Zeta watched her go. "Shorter than she remembers," he murmured. "Chingate."

Sanchez wore the same expression I'd seen once on a lion on Wild Kingdom — right after the tranquilizer dart hit, the beast stumbling around in irritated bewilderment on the savannah, just before Marlin Perkins said it was safe to approach and the sleepy lion mauled the hell out of Jim or Bob or whatever the hell the assistant's name was. Marlin had had to cut to a Mutual of Omaha commercial pretty quick after that segment.

I said, "If word gets around you let her go—"

Zeta raised a cautionary finger. "My call. You remember that."

"You think Ines knows why you really came back to San Antonio? She wasn't the only piece of your past you needed closure on."

His eyes were getting sleepier and angrier by the second. "Go home, Professor."

"Your mother worked for Jeremiah Brandon until just after you were born. Jeremiah kept track of you as you grew up. Have you ever known for sure who your father was?"

Zeta didn't answer.

I strove to see some resemblance between Zeta Sanchez and the old photos of Jeremiah Brandon. I didn't see any.

"For what it's worth," I said, "you're more like him than Aaron or Del. You're the one who inherited his character."

I could tell that my words were no consolation. They simply sank in, probably joining the army of similar thoughts that Zeta had been amassing most of his life and still hesitated to put into the battlefield.

"You did something good today," I said. "Thank you."

Zeta stood. "I didn't do nothing, Professor. I'll be out of here sooner than you think. You wait until then before you decide to thank me."

Then he walked to the exit and disappeared back into the county jail.

I tried to convince myself that he'd needed to say those parting words to save face, that we'd come to a resolution despite that. I sat there listening to the crying babies and the fat woman grouse about her electric bill. But I kept watching the door Zeta had gone through, just to make sure it stayed closed.

FIFTY-TWO

Woodlawn Lake cuts a green, quarter-mile U through the near West Side. The area had been affluent once.

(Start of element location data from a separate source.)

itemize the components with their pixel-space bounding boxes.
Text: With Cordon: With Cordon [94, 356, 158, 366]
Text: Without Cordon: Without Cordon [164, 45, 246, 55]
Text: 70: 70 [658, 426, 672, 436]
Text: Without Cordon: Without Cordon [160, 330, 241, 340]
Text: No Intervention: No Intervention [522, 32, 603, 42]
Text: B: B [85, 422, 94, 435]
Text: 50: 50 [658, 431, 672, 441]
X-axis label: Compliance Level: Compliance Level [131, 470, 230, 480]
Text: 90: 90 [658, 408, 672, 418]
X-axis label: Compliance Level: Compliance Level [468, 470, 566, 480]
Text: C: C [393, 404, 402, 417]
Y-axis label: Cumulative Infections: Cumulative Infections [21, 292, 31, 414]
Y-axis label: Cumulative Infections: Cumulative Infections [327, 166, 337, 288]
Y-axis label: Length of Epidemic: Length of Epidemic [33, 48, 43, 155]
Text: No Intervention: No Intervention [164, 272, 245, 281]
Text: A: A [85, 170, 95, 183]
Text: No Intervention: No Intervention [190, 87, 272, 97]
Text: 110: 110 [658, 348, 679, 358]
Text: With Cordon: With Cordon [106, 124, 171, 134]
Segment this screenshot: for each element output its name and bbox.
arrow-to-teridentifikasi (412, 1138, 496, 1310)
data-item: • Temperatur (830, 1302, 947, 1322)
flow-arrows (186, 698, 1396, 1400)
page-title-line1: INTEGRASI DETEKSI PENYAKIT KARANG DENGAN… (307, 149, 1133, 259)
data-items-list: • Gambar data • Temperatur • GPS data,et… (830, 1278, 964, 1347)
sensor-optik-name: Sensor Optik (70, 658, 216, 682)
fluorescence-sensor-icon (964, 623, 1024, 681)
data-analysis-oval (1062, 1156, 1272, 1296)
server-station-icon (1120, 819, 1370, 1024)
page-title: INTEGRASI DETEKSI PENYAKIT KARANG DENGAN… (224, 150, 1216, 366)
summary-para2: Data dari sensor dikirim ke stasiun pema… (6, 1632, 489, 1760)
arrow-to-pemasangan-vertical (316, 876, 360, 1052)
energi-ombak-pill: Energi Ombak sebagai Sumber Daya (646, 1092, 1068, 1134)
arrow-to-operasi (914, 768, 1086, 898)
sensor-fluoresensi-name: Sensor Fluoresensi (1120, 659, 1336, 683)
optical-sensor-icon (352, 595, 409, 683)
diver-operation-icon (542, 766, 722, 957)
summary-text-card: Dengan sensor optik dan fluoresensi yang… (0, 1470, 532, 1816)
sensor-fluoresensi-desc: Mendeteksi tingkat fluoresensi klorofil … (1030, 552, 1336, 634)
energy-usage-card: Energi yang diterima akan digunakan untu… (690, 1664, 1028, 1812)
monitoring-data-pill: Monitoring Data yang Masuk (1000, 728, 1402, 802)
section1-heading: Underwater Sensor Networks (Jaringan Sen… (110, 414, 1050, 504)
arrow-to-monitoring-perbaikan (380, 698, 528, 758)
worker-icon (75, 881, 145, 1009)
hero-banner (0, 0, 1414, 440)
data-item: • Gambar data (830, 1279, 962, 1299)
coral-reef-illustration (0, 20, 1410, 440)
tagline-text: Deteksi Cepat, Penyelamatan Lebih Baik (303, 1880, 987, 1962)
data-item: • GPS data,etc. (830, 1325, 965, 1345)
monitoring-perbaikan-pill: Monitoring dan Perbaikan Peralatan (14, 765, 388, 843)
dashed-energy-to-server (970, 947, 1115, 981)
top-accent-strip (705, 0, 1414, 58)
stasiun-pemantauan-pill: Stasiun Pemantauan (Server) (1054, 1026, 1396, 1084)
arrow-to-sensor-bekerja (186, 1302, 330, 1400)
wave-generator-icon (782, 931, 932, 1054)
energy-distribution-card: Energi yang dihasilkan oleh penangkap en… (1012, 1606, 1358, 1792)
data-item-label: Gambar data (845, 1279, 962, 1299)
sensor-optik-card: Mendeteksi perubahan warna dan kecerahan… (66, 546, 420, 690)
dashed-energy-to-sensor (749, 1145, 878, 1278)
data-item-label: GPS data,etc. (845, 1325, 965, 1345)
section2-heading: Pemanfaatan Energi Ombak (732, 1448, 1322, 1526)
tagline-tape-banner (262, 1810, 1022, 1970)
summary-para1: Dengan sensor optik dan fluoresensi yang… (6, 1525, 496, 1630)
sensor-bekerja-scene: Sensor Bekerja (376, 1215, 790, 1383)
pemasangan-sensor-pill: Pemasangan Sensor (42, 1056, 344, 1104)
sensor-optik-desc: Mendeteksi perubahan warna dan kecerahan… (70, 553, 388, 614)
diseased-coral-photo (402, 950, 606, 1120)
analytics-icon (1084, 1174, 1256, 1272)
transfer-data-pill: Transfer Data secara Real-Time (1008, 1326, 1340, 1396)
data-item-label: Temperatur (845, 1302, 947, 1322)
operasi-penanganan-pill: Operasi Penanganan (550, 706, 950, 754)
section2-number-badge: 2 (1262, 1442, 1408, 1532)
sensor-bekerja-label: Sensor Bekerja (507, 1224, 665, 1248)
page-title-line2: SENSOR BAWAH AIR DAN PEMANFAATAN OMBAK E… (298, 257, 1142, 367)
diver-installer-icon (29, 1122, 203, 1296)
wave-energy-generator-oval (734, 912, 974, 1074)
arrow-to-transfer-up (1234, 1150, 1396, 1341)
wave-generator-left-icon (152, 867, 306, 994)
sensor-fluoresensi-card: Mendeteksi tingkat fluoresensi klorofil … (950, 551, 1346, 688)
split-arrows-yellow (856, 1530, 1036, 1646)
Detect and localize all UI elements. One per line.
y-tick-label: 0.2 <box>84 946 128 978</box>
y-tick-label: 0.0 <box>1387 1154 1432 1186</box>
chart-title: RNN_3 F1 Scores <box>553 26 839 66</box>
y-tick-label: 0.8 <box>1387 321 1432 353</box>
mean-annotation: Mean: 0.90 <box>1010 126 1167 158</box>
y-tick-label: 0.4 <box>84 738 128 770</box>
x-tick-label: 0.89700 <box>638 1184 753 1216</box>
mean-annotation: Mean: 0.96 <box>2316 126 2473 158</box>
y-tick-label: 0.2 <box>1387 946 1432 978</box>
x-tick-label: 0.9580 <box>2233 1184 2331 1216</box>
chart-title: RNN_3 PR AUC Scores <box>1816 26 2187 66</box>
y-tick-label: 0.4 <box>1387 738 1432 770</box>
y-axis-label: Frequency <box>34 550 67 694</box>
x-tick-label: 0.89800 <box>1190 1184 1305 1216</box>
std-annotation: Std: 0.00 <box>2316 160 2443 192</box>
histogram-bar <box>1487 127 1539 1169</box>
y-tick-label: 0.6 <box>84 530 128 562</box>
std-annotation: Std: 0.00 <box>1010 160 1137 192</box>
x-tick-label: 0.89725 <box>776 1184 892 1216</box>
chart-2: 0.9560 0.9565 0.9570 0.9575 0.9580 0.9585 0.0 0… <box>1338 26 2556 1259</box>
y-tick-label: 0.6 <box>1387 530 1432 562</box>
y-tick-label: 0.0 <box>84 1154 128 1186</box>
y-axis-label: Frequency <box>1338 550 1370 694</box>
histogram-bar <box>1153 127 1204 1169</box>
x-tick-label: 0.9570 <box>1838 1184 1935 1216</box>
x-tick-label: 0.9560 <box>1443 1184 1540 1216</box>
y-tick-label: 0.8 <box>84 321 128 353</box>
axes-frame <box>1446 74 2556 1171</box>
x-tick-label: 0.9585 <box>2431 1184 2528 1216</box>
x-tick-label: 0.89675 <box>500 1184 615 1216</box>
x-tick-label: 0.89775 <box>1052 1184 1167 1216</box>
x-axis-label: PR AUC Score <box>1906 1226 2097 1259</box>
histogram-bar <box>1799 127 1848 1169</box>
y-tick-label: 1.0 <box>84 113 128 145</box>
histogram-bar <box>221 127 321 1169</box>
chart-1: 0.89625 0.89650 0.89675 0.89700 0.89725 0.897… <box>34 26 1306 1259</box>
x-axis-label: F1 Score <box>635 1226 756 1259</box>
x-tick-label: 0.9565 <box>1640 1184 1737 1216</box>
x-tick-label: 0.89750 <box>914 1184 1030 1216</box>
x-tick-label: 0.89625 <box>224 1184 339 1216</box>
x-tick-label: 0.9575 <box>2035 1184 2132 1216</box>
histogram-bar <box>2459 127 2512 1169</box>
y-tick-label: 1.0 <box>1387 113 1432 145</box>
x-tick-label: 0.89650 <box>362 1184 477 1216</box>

When my father was a kid back in the 1940s, the water had been pristine, the circular Casting Pond stocked with fish for children to catch. Dad once told me he'd beaten his friends in a rowing race around the lake's miniature red and white lighthouse, an idea I found incredulous, given Dad's massive beer gut in his later years. Neighborhood families had held their debutante parties and upscale Christmas posadas at the now boarded-up community center. My father and mother had gone to their first dance there.